Tüm vatandaşlarımıza eşit, parasız, nitelikli eğitimi sağlamak kamunun birincil görevidir. Bu nedenle kamu hizmeti olan eğitimin niteliğinin yükseltilerek evrensel standartları ulaştırılması gerekir. Devlet okullarının nitelikli ve niteliksiz okullar olarak sınıflandırılması Anayasa’nın eşitlik ilkesine aykırıdır. Bu bağlamda tüm yurttaşlar için eşit ve demokratik bir eğitim sisteminin kurulmasını acilen gündeme alınmasını sağlayacağız. Eğitim faaliyetlerinin sağlıklı bir şekilde yürütülmesini sağlayacak hizmetleri (öğrencilerin beslenmesi, barınması, taşınması, eğitim-öğretim materyallerinin sağlanması, okulların fiziki ihtiyaçları vb.) kamu kaynakları kullanarak kamu eliyle yürütülmesi yolunda çaba göstereceğiz..

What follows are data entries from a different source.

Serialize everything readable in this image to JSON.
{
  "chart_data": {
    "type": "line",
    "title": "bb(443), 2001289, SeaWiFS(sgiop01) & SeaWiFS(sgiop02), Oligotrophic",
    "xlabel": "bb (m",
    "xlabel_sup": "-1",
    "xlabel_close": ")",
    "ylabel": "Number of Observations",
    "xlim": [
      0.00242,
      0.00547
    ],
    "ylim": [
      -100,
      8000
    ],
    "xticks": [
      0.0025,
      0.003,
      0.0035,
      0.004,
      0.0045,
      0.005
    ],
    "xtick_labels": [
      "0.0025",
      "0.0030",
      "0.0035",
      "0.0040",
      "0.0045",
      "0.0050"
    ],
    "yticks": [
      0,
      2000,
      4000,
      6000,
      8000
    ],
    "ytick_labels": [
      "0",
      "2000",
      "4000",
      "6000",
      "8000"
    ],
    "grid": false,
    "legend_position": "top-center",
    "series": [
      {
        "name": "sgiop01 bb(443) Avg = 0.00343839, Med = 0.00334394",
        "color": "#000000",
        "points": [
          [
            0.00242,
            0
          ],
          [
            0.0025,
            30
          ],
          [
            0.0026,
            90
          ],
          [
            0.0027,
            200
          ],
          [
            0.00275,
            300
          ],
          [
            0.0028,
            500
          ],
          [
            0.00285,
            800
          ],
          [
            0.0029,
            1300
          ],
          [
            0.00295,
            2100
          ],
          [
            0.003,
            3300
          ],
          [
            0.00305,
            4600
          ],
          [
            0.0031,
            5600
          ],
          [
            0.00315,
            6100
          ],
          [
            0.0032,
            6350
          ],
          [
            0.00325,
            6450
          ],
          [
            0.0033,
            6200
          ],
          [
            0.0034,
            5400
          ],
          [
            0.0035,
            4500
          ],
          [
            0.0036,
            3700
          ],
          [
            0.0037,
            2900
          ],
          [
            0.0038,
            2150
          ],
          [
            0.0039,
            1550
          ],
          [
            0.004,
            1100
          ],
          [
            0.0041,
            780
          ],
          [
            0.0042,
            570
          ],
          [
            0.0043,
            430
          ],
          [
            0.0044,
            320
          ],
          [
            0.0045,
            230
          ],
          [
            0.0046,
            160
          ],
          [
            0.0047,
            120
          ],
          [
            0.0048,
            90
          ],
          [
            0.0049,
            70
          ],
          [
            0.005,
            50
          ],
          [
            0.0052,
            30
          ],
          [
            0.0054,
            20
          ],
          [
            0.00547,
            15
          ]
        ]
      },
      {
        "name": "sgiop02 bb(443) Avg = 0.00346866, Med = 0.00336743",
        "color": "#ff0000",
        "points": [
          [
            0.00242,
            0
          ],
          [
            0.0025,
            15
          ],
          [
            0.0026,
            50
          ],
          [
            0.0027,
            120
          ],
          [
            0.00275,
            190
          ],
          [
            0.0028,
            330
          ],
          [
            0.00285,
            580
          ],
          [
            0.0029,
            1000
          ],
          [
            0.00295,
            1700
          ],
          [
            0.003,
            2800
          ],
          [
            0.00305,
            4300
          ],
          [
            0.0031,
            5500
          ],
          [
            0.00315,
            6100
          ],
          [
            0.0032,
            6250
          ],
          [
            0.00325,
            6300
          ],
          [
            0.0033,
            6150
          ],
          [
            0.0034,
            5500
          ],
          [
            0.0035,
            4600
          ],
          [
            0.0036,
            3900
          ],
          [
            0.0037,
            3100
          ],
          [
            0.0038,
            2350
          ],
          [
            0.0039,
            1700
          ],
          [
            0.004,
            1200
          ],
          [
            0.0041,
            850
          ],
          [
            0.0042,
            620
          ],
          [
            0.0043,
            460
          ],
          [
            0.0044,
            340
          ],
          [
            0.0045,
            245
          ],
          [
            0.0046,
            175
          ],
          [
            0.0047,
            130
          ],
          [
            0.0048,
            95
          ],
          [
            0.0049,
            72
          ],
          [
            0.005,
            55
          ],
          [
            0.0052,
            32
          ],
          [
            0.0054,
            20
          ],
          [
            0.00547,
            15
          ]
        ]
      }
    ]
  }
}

Eğitim hakkından yararlanmanın önündeki en büyük engellerden biri olan ve kamuoyunda 4+4+4 şeklinde anılan kesintili eğitim düzenlemesinden acilen vazgeçilmesi, kesintisiz ve zorunlu temel eğitimi uygulamasına geri dönülmesi gerekmektedir. Zorunlu temel eğitim herkes için ortak bir müfredata dayalı olmalıdır. Ortaokul ve lise çağ nüfusu öğrencilerinin açık öğretime geçişi yasal olarak ortadan kaldırılmalı, çağ nüfusu öğrencilerinin tamamı örgün eğitim sistemi tarafından kapsanmalıdır. CHP olarak bu konuda üzerimize düşün tüm sorumlulukları yerine getireceğiz.

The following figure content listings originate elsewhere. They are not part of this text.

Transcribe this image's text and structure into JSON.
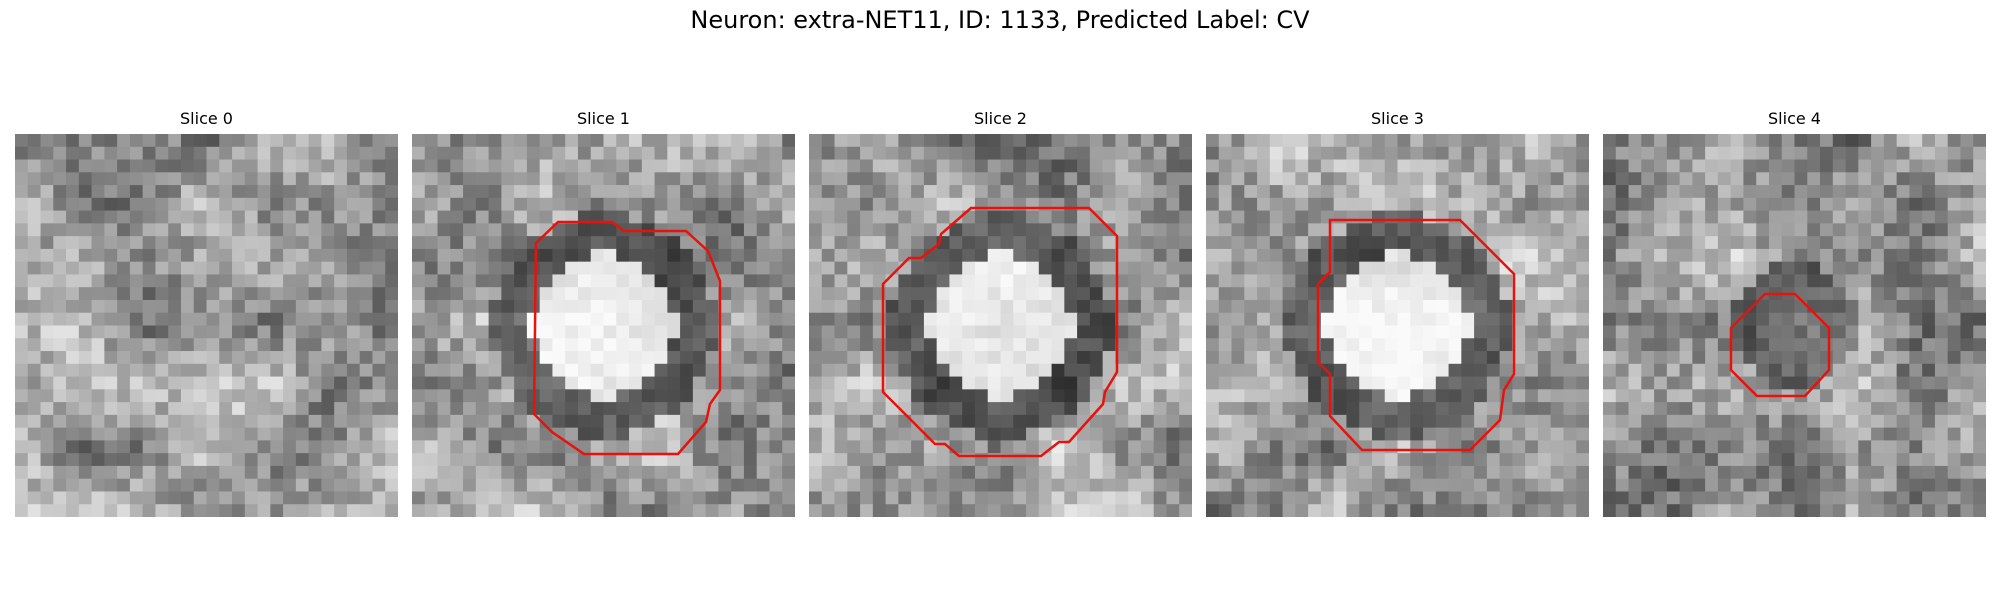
{
  "figure": {
    "title": "Neuron: extra-NET11, ID: 1133, Predicted Label: CV"
  },
  "panels": [
    {
      "title": "Slice 0",
      "contour": false,
      "seed": 11,
      "center_brightness": 0.0
    },
    {
      "title": "Slice 1",
      "contour": true,
      "seed": 23,
      "center_brightness": 0.55
    },
    {
      "title": "Slice 2",
      "contour": true,
      "seed": 37,
      "center_brightness": 0.5
    },
    {
      "title": "Slice 3",
      "contour": true,
      "seed": 51,
      "center_brightness": 0.6
    },
    {
      "title": "Slice 4",
      "contour": true,
      "seed": 67,
      "center_brightness": -0.25
    }
  ],
  "style": {
    "contour_color": "#e8120c",
    "colormap": "gray"
  }
}
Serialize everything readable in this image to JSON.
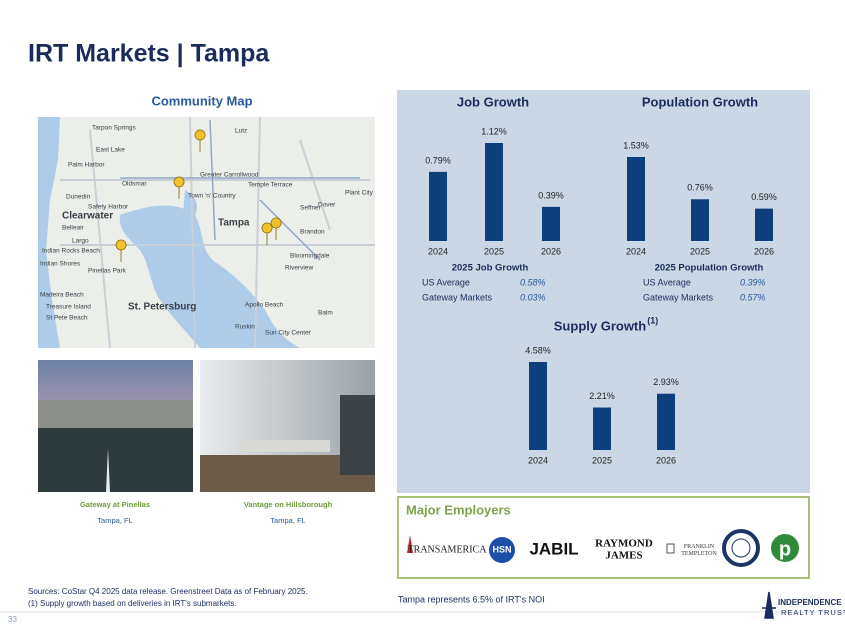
{
  "header": {
    "title": "IRT Markets | Tampa"
  },
  "map": {
    "title": "Community Map",
    "labels": [
      "Tarpon Springs",
      "Lutz",
      "East Lake",
      "Palm Harbor",
      "Greater Carrollwood",
      "Oldsmar",
      "Dunedin",
      "Town 'n' Country",
      "Temple Terrace",
      "Safety Harbor",
      "Seffner",
      "Plant City",
      "Dover",
      "Clearwater",
      "Tampa",
      "Belleair",
      "Largo",
      "Brandon",
      "Indian Rocks Beach",
      "Indian Shores",
      "Riverview",
      "Bloomingdale",
      "Pinellas Park",
      "Madeira Beach",
      "Treasure Island",
      "St. Petersburg",
      "St Pete Beach",
      "Apollo Beach",
      "Balm",
      "Ruskin",
      "Sun City Center"
    ]
  },
  "properties": [
    {
      "name": "Gateway at Pinellas",
      "location": "Tampa, FL"
    },
    {
      "name": "Vantage on Hillsborough",
      "location": "Tampa, FL"
    }
  ],
  "chart_data": [
    {
      "type": "bar",
      "title": "Job Growth",
      "categories": [
        "2024",
        "2025",
        "2026"
      ],
      "values": [
        0.79,
        1.12,
        0.39
      ],
      "value_labels": [
        "0.79%",
        "1.12%",
        "0.39%"
      ],
      "color": "#0d3f7d"
    },
    {
      "type": "bar",
      "title": "Population Growth",
      "categories": [
        "2024",
        "2025",
        "2026"
      ],
      "values": [
        1.53,
        0.76,
        0.59
      ],
      "value_labels": [
        "1.53%",
        "0.76%",
        "0.59%"
      ],
      "color": "#0d3f7d"
    },
    {
      "type": "bar",
      "title": "Supply Growth",
      "title_note": "(1)",
      "categories": [
        "2024",
        "2025",
        "2026"
      ],
      "values": [
        4.58,
        2.21,
        2.93
      ],
      "value_labels": [
        "4.58%",
        "2.21%",
        "2.93%"
      ],
      "color": "#0d3f7d"
    }
  ],
  "stats": [
    {
      "title": "2025 Job Growth",
      "rows": [
        [
          "US Average",
          "0.58%"
        ],
        [
          "Gateway Markets",
          "0.03%"
        ]
      ]
    },
    {
      "title": "2025 Population Growth",
      "rows": [
        [
          "US Average",
          "0.39%"
        ],
        [
          "Gateway Markets",
          "0.57%"
        ]
      ]
    }
  ],
  "employers": {
    "title": "Major Employers",
    "logos": [
      [
        "TRANSAMERICA"
      ],
      [
        "HSN"
      ],
      [
        "JABIL"
      ],
      [
        "RAYMOND",
        "JAMES"
      ],
      [
        "FRANKLIN",
        "TEMPLETON"
      ],
      [
        "p"
      ]
    ]
  },
  "footer": {
    "sources": "Sources: CoStar Q4 2025 data release. Greenstreet Data as of February 2025.",
    "note": "(1)  Supply growth based on deliveries in IRT's submarkets.",
    "noi": "Tampa represents 6.5% of IRT's NOI",
    "page": "33",
    "logo": [
      "INDEPENDENCE",
      "REALTY TRUST"
    ]
  }
}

Eğitim hakkının güvence altına alınabilmesi için özel gereksinimli çocuklar ve geçici koruma altında bulunan çocuklara yönelik destek politikalarına aileleri de içeren bir biçimde rehberlik ve danışma hizmetlerinin güçlendirilerek etkin bir izleme sistemi kurulmalıdır. Çocuk işçiliğinin önlenmesi ve mevsimlik tarım işçilerinin çocukları için onların ihtiyaçlarına uyarlanmış ve onlara özgü yeni okul modellerine ihtiyaç bulunmaktadır. Bu türden dezavantajlı toplum kesimlerinin eğitim gereksinimlerine öncelik vereceğiz. Okul yaşında olan Suriyeli çocuk ve gençlerin eğitim sorununun çözümüne yönelik ciddi adımlar atılmalıdır.

Okul öncesi eğitim kurumlarının yaygınlaştırılarak ve bilimsel temellere dayalı olarak yapılandırılarak tüm çocuklarımızın yararlanmasının sağlanması öncelikli bir konudur. Bu konuda yerel yönetimlerimiz eliyle ivedi ve kapsamlı girişimlerde bulunacağız.

Anadilin öğrenimi hakkından tüm yurttaşlarımızın yararlanabilmesi için gerekli yasal ve kurumsal altyapının oluşturulması için çaba göstereceğiz.

Yerel yönetimlerimizde yurttaşlarımızın tüm öğrenme ve eğitim ihtiyaçlarına duyarlı toplumcu bütünsel bir belediyecilik anlayışıyla; demokratik, katılımcı-halkçı (halk için halkla birlikte), toplumsal cinsiyet eşitliğini gözeten, ayrımcılık karşıtı, iklim ve çevre sorunlarına duyarlı ve toplum kalkınması etrafında kurgulanan bir eğitim yaklaşımı benimseyeceğiz. Bu kapsamda çocuklarımızı, gençlerimizi, kadınlarımızı, yaşlılarımızı, işsizlerimizi, köylülerimizi ve kentlilerimizi daha iyi bir yaşama yöneltmek için eğitim konusundaki tüm ihtiyaçlarını karşılayacağız.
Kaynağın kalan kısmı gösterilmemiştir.